Così Fan Tutte - Teatro Nacional de São Carlos, 5 de Dezembro de 2006
Mais para o menos do que para o mais, o Così de Mozart abre a temporada do Teatro Nacional de São Carlos sob o signo da mediocridade.
Tardias vão as comemorações dos 250 anos do nascimento de Wolfgang Amadeus Mozart. A impressão que fica é que o imenso espólio mozartiano, ao longo deste famigerado ano de comemorações - em que foi sujeito a infindáveis explorações -, já pouco tem para oferecer, em matéria de produções líricas.
É bem verdade que a lírica mozartiana - ou a produção mozartiana, em geral -, pela genialidade que encerra, presta-se a intermináveis leituras. O problema reside, justamente, nas leituras e propostas...
A récita de Cosi Fan Tutte a que assisti, a 5 do corrente mês, traduziu, pois, com propriedade a decadência das citadas comemorações: ficámos com o refugo.
Da produção, destacaria os figurinos (Vera Marzot), pela melhor das razões - trajos à l´époque, requintados, concebidos com aprumo, bem ao jeito mozartiano: com o mesmo recorte, sublinhando o luxo e o recato, a contenção e a graça, o humor e a ternura.

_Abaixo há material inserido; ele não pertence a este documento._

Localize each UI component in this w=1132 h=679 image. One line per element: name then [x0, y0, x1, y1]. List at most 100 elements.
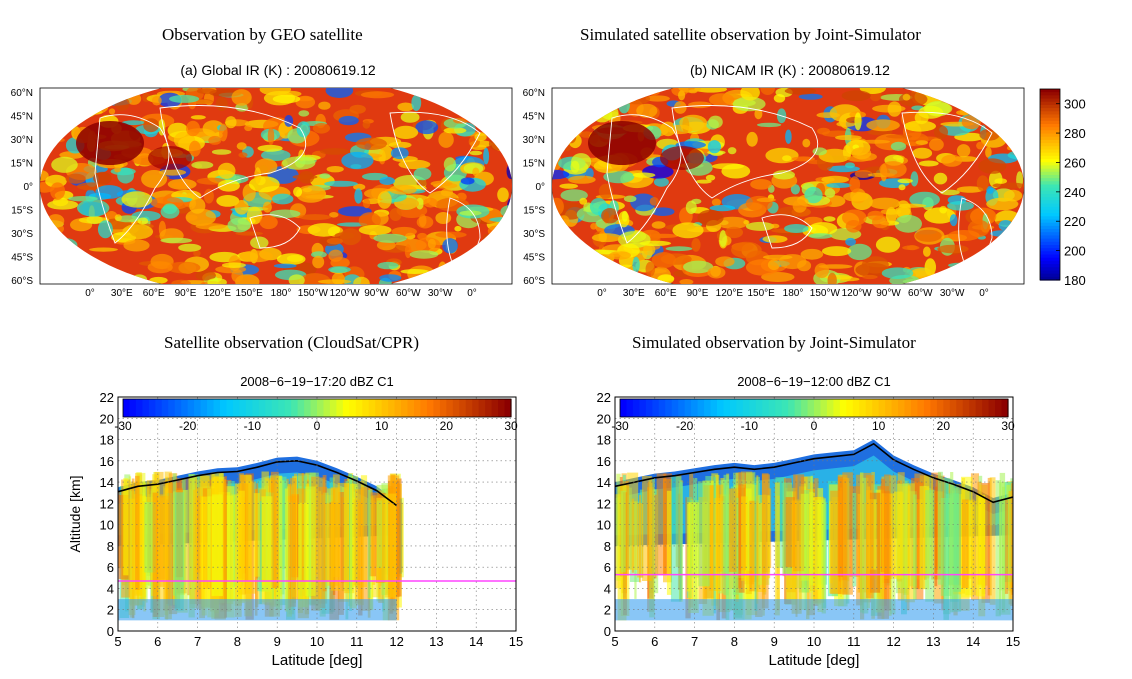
colorbar-segment	[181, 399, 189, 417]
colorbar-segment	[284, 399, 292, 417]
colorbar-segment	[200, 399, 208, 417]
x-tick-label: 5	[611, 634, 618, 649]
x-tick-label: 9	[274, 634, 281, 649]
y-axis-label: Altitude [km]	[67, 475, 83, 552]
y-tick-label: 20	[597, 411, 611, 426]
colorbar-segment	[498, 399, 506, 417]
colorbar-tick-label: -20	[179, 419, 197, 433]
colorbar-segment	[1040, 248, 1060, 252]
colorbar-tick-label: -10	[244, 419, 262, 433]
colorbar-tick-label: -30	[114, 419, 132, 433]
colorbar-segment	[252, 399, 260, 417]
colorbar-segment	[807, 399, 815, 417]
y-tick-label: 10	[597, 518, 611, 533]
heading-cloudsat-observation: Satellite observation (CloudSat/CPR)	[164, 333, 419, 352]
x-tick-label: 12	[886, 634, 900, 649]
colorbar-segment	[969, 399, 977, 417]
map-title: (b) NICAM IR (K) : 20080619.12	[690, 62, 890, 78]
colorbar-segment	[1040, 120, 1060, 125]
coastline	[761, 214, 813, 249]
colorbar-segment	[1040, 101, 1060, 106]
colorbar-segment	[891, 399, 899, 417]
colorbar-tick-label: 0	[314, 419, 321, 433]
x-tick-label: 15	[509, 634, 523, 649]
profile-title: 2008−6−19−17:20 dBZ C1	[240, 374, 394, 389]
lat-tick-label: 60°S	[523, 276, 545, 287]
colorbar-segment	[736, 399, 744, 417]
colorbar-segment	[1040, 216, 1060, 221]
x-tick-label: 7	[194, 634, 201, 649]
colorbar-segment	[439, 399, 447, 417]
colorbar-segment	[814, 399, 822, 417]
plot-frame	[614, 396, 1014, 632]
colorbar-segment	[645, 399, 653, 417]
colorbar-segment	[1040, 139, 1060, 144]
echo-field	[615, 439, 1013, 621]
map-title: (a) Global IR (K) : 20080619.12	[180, 62, 376, 78]
lon-tick-label: 180°	[783, 288, 804, 299]
colorbar-segment	[355, 399, 363, 417]
colorbar-segment	[1040, 89, 1060, 93]
lon-tick-label: 120°W	[842, 288, 873, 299]
colorbar-segment	[1040, 143, 1060, 147]
colorbar-frame	[619, 398, 1009, 418]
colorbar-tick-label: 20	[440, 419, 454, 433]
y-tick-label: 2	[107, 603, 114, 618]
colorbar-segment	[1040, 229, 1060, 233]
lat-tick-label: 45°S	[11, 253, 33, 264]
heading-geo-observation: Observation by GEO satellite	[162, 25, 363, 44]
lon-tick-label: 30°E	[111, 288, 133, 299]
colorbar-segment	[1040, 155, 1060, 160]
colorbar-segment	[155, 399, 163, 417]
x-tick-label: 14	[966, 634, 980, 649]
colorbar-segment	[839, 399, 847, 417]
colorbar-segment	[1040, 181, 1060, 186]
colorbar-segment	[485, 399, 493, 417]
colorbar-segment	[452, 399, 460, 417]
lat-tick-label: 15°S	[523, 206, 545, 217]
colorbar-segment	[962, 399, 970, 417]
colorbar-segment	[1040, 203, 1060, 208]
x-tick-label: 14	[469, 634, 483, 649]
colorbar-segment	[865, 399, 873, 417]
lat-tick-label: 30°S	[523, 229, 545, 240]
colorbar-segment	[975, 399, 983, 417]
colorbar-tick-label: 30	[1001, 419, 1015, 433]
coastline	[249, 214, 301, 249]
colorbar-segment	[691, 399, 699, 417]
colorbar-frame	[122, 398, 512, 418]
lon-tick-label: 90°E	[687, 288, 709, 299]
colorbar-segment	[1040, 133, 1060, 138]
y-tick-label: 16	[597, 454, 611, 469]
colorbar-segment	[271, 399, 279, 417]
colorbar-segment	[639, 399, 647, 417]
colorbar-segment	[317, 399, 325, 417]
colorbar-segment	[1040, 270, 1060, 275]
colorbar-segment	[911, 399, 919, 417]
colorbar-segment	[1040, 257, 1060, 262]
lon-tick-label: 0°	[979, 288, 989, 299]
colorbar-segment	[1040, 124, 1060, 128]
colorbar-segment	[1040, 254, 1060, 259]
colorbar-segment	[135, 399, 143, 417]
lon-tick-label: 60°W	[396, 288, 421, 299]
lat-tick-label: 60°N	[523, 88, 545, 99]
y-tick-label: 16	[100, 454, 114, 469]
colorbar-segment	[329, 399, 337, 417]
colorbar-segment	[323, 399, 331, 417]
lon-tick-label: 150°E	[747, 288, 775, 299]
colorbar-segment	[491, 399, 499, 417]
colorbar-segment	[1001, 399, 1009, 417]
colorbar-segment	[1040, 251, 1060, 256]
colorbar-segment	[142, 399, 150, 417]
x-tick-label: 8	[234, 634, 241, 649]
colorbar-segment	[1040, 149, 1060, 154]
colorbar-segment	[226, 399, 234, 417]
colorbar-segment	[1040, 117, 1060, 122]
colorbar-segment	[1040, 264, 1060, 268]
lat-tick-label: 45°S	[523, 253, 545, 264]
x-axis-label: Latitude [deg]	[769, 652, 860, 669]
colorbar-segment	[148, 399, 156, 417]
colorbar-frame	[1039, 88, 1061, 281]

A encenação de Mário Martone, do meu ponto de vista, não vinga. Centrar a lógica representativa na cama, além de demasiado óbvio e vulgar, é absolutamente antagónico ao espírito mozartiano! Mozart não rima com "pornografia" (sublinho as aspas!!!), caro senhor! Mozart é erótico, eloquente, apreciador da evocação, da secundarização! Não há nada de primária - a ler como antagónico à mais refinada simbolização - na trilogia Mozart / Da Ponte!!!
Se a este entendimento cénico se acrescentar uma cenografia rasca e feia, tosca e de mau gosto, temos tudo para que a coisa comece trôpega! Nem as luzes de Pasquale Mari - particularmente felizes no sublinhar do recato e do intimismo - salvam a coisa!
No capítulo da execução, a coisa não foi muito diferente...
Donato Renzetti dirigiu uma orquestra com óbvios laivos de amadorismo, onde as fífias nos brindaram com uma cadência lamentável - os sopros, sobretudo! Quanto à falta de sincronia entre intérpretes e orquestra, o melhor é nem falar: cada um por si, parecia o lema da coisa.
Vamos a intérpretes solistas: dois contra um, a favor dos homens.
Desde início, optei pelo primeiro elenco, nomeadamente pela presença de Laura Polverelli (Dorabella), cuja carreira internacional é digna de menção. Lixei-me, penso eu...
Infelizmente, no que à prestação vocal concerne, as três solistas femininas fizeram jus ao título da ópera: todas (quase) iguais, pela mediania.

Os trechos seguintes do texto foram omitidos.